Outro conto , outra vez bem escrito!!!
Que atire a primeira pedra aquele que, um dia, não pensou em suicidar-se, acabar, dar um fim na própria vida, seja por qual razão ou mesmo sem nenhum motivo sequer. Pode acontecer com qualquer um de nós, pelo menos uma única vez no decorrer da nossa existência, acometer-nos a ideia de perpetrar o chamado “tresloucado gesto”, embora estando a gozar da mais hígida sanidade mental. Vanidade pensar que somente os padecentes de um algum grave transtorno mental ou assediados por problemas para os quais considerem inexistir uma possível solução, chegam a apelar para a saída final do suicídio. Tanto é verdade, que já vi pessoas, acometidas por uma doença que sabem incurável, agarrarem-se com unhas e dentes ao mais tênue fiapo de vã esperança e lutarem até o último momento para que a morte não os leve. E só entregam os pontos quando o corpo não mais possui força suficiente para permanecer resistindo ao chamado da Bela Dama sem Piedade, que finda sempre ganhando a batalha.

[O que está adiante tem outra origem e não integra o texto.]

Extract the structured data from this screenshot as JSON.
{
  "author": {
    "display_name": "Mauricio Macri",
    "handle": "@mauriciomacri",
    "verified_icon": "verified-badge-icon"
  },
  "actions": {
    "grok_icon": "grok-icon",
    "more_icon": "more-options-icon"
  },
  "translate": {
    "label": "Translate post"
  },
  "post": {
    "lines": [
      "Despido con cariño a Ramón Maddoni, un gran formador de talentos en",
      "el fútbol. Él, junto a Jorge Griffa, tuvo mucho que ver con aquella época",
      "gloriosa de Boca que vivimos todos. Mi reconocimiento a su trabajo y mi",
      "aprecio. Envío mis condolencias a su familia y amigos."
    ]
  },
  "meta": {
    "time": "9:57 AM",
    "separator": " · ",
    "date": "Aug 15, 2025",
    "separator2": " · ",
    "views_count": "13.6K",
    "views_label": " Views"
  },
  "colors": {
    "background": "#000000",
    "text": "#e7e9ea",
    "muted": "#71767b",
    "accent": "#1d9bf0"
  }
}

Muitos imaginam que histórias, como essa que vou contar agora, são muito raras de ocorrer na realidade, de uma pessoa decidir-se pelo suicídio sem possuir motivos para tanto. Enganam-se. São mais comuns do que se pode pensar. Pois foi o que se deu com o Joaquim. Sentado tranquilamente à mesa da sala do apartamento onde morava sozinho, olhou mais uma vez, demoradamente, os comprimidos brancos, vermelhos, azuis, amarelos espalhados sobre a branca toalha feito um arco-íris de pílulas aparentemente inofensivas e sentiu perpassar-lhe pela base da espinha dorsal um ligeiro calafrio. Suas mãos tremiam um pouco, o coração batia levemente apressado e umas gotinhas de suor lhe orvalhavam a testa. Pudera, era o seu primeiro suicídio. Ergueu-se e foi até a geladeira. Fitou novamente as lisas superfícies coloridas das cápsulas e da distância em que se encontrava delas, pareceu-lhe que se juntavam numa mancha comprida e oscilante diante de seus olhos de suicida de primeira viagem.

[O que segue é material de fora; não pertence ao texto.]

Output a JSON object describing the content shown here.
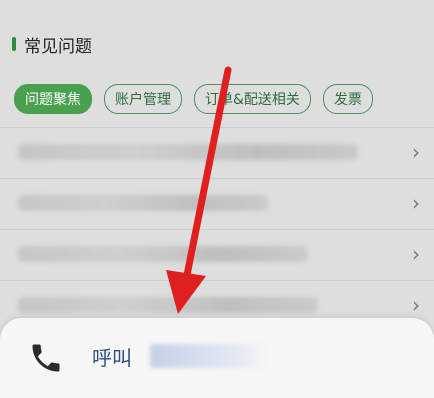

Encheu um grande copo de água gelada, colocou-o na mesa. Voltou a sentar-se. Segurou um comprimido. A água dentro do copo refletia sua face suada. A dúvida, não o medo, o espiava com sua enorme presença. O que tinha? Por que não começava a engolir e acabava com tudo? Acaso não acordou possuído pela vontade de morrer? De nada adiantaria ficar com essa cara de Amélia. Ou me mato logo ou não me mato mais, pensou. Estava certo de que queria morrer. Olhou pela janela. Todas as coisas continuavam absolutamente iguais, sem brilho mágico ou aparência fantasmagórica. Não deveria ser assim, demasiado prosaico o dia da sua morte. Nada percebeu de diferente do que já conhecia. Apenas o ronco do mar, a dois quarteirões à frente, parecia mais alto, mais grosso, mais forte. Lá fora, tudo permanecia como dantes, enquanto um copo d’água e um monte de comprimidos encerravam, para ele, todos os mistérios do viver e do morrer, à espera de um gesto seu, completamente imóveis sobre a toalha branca de uma mesa. Que morte mais besta seria a sua.

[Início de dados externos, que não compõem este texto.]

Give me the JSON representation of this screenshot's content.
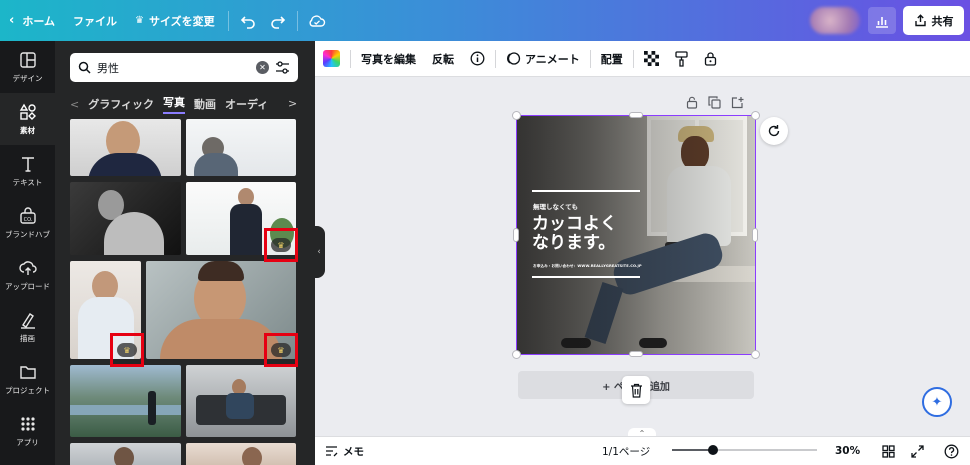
{
  "topbar": {
    "home_label": "ホーム",
    "file_label": "ファイル",
    "resize_label": "サイズを変更",
    "share_label": "共有"
  },
  "rail": {
    "items": [
      {
        "label": "デザイン",
        "icon": "layout-icon"
      },
      {
        "label": "素材",
        "icon": "elements-icon"
      },
      {
        "label": "テキスト",
        "icon": "text-icon"
      },
      {
        "label": "ブランドハブ",
        "icon": "brand-icon"
      },
      {
        "label": "アップロード",
        "icon": "upload-icon"
      },
      {
        "label": "描画",
        "icon": "draw-icon"
      },
      {
        "label": "プロジェクト",
        "icon": "folder-icon"
      },
      {
        "label": "アプリ",
        "icon": "apps-icon"
      }
    ],
    "active_index": 1
  },
  "panel": {
    "search_value": "男性",
    "tabs": [
      "グラフィック",
      "写真",
      "動画",
      "オーディ"
    ],
    "active_tab": "写真"
  },
  "context_toolbar": {
    "edit_photo": "写真を編集",
    "flip": "反転",
    "animate": "アニメート",
    "position": "配置"
  },
  "design": {
    "small_top": "無理しなくても",
    "headline": "カッコよく\nなります。",
    "small_bottom": "お申込み・お問い合わせ：WWW.REALLYGREATSITE.CO.JP"
  },
  "canvas": {
    "add_page_left": "+ ペ",
    "add_page_right": "追加"
  },
  "bottombar": {
    "notes_label": "メモ",
    "page_indicator": "1/1ページ",
    "zoom_label": "30%",
    "zoom_fraction": 0.28
  },
  "colors": {
    "accent": "#8b3dff",
    "highlight_box": "#e60012"
  }
}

Levaria tempo até descobrirem seu corpo apodrecido, coberto pelo lixo miúdo depositado por ratos e baratas. O mundo restaria impassível, indiferente apesar de sua morte, que não interromperia a sequência de outras vidas, o girar rotineiro de outros destinos. Tentou manter-se calmo dentro do tempo que pensava inda lhe restar. Ergueu o copo, segurou um comprimido, que ficou quieto na sua mão, viborazinha ansiosa pela presa. Não desejava ter medo dele, seu doce anjo salvador. Pôs na boca. Bastava engolir e escapar da prisão. Súbito, resolveu que não morreria desse jeito, manso feito um boi. Saiu do apartamento. Desceu as escadas como um canguru. Caminhou pelas ruas procurando no olhar de um passante que o reconhecesse como um futuro moribundo. Ninguém lhe deu atenção. Começou a falar em voz alta que ia morrer. Cansado, parou de falar. Voltou à casa. Pôs um punhado de pílulas na boca. Por instantes, segurou a morte na língua. Deu uma cusparada libertadora. Pegou um sonrisal, jogou dentro do copo. Com um sorriso meio apalermado, ficou vendo a zoada bonita que ele fazia se desmanchando entre borbulhas.